We've all come across burnouts. Most of us have a few (or more) in our own families. You know the type - they were once the life of the party - the fun ones to be around. Not anymore.  Now they are sanctimonious teetotalers and "Easy Does It" types. Whereas they used to do everything, now they won't do anything...

That's this society in a nutshell - burned out. An entire society with a thousand yard stare. Automated drones in a rat race to nowhere. For most people today, just getting through their day takes every last ounce of effort. The Economist had an article about this last August - "Generation Xhausted". The most interesting aspect wasn't the article itself, it was the comments that came a week later. Everyone was outraged that their generation was not considered the most used up and burned out. And is it any wonder that popular culture has been dumbed down to denatured sewage? People unplug from their jobs and plug straight into mindless infotainment. There is no energy to spare for any media that might require thought or effort. Meanwhile, what greater sign of burn out, than a society willing to believe that the same set of policy-makers who helped to create an economic crisis, can now get us out of the crisis, merely by amplifying the same policies that created the crisis in the first place?  Doped up on infotainment, and dumb as a fucking post.

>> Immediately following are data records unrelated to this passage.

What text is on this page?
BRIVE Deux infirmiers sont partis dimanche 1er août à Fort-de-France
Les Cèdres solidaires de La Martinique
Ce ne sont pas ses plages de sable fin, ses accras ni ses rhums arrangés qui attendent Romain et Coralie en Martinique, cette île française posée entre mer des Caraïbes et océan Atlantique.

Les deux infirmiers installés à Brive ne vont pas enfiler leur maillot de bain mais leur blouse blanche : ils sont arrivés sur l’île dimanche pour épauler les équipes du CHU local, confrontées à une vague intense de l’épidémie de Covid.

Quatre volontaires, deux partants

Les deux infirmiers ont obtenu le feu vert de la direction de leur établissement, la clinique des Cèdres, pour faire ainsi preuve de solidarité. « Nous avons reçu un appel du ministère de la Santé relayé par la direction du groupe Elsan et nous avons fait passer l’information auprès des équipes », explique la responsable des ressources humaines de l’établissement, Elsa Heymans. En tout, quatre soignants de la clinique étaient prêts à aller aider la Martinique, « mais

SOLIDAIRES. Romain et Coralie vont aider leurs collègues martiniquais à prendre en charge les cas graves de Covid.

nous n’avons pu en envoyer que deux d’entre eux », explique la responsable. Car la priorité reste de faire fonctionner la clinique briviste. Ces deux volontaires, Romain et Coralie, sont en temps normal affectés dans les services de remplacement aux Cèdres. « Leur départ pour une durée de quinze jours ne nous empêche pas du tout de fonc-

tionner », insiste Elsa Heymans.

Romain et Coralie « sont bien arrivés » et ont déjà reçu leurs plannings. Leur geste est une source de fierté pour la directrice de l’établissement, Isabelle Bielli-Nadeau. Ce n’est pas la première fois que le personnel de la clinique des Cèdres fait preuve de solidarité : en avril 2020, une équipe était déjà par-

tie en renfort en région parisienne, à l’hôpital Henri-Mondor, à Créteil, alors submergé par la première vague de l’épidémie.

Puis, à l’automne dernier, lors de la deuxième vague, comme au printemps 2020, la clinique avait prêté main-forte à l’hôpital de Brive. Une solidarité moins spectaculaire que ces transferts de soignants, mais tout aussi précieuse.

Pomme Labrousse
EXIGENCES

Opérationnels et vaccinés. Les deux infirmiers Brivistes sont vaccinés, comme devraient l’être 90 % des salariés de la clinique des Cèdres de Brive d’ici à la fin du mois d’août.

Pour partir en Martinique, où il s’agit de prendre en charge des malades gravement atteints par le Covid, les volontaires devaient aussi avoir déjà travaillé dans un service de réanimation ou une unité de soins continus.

The Price of "Success" Is Etched On Their Faces 
So ironically and not surprisingly, it turns out that for the "wealthiest" society in human history, the superficial race to nowhere and the continual effort to "keep up with the Joneses", is a Faustian Bargain. Granted, you can't tell these people that. Most people living the high life today are bought in and sold out to this phony and superficial way of life even though it's exacting an overwhelming toll in terms of stress and mental and physical health. Despite the "cost", they never question the status quo. Life without trinkets? Unthinkable. 

The real question on the table is, if maintaining an inflated lifestyle takes every ounce of energy, then what does it take to maintain a subsistence lifestyle? The average suburban yuppy has no idea what true survival is like. Nickel and Dimed: On Not Getting By In America, is the story of a writer who lives on minimum wage for several weeks and documents her experience. She lives a way of life for a few weeks that many Americans at the bottom end of the socioeconomic scale endure constantly. It's about as far away from the lifestyle of the typical suburban yuppy as Pluto is from the Sun. 

Getting back to the point of this post, a lot of self-deluded people are staggering through the race to nowhere, already burned out from maintaining superficial appearances. Little do they know, that life's real race still lies around the next corner. It's the race to survive, and it's a race that most on this planet have been enduring their entire lives. Suffice to say, it's not considered a good strategy to be exhausted before the race even begins.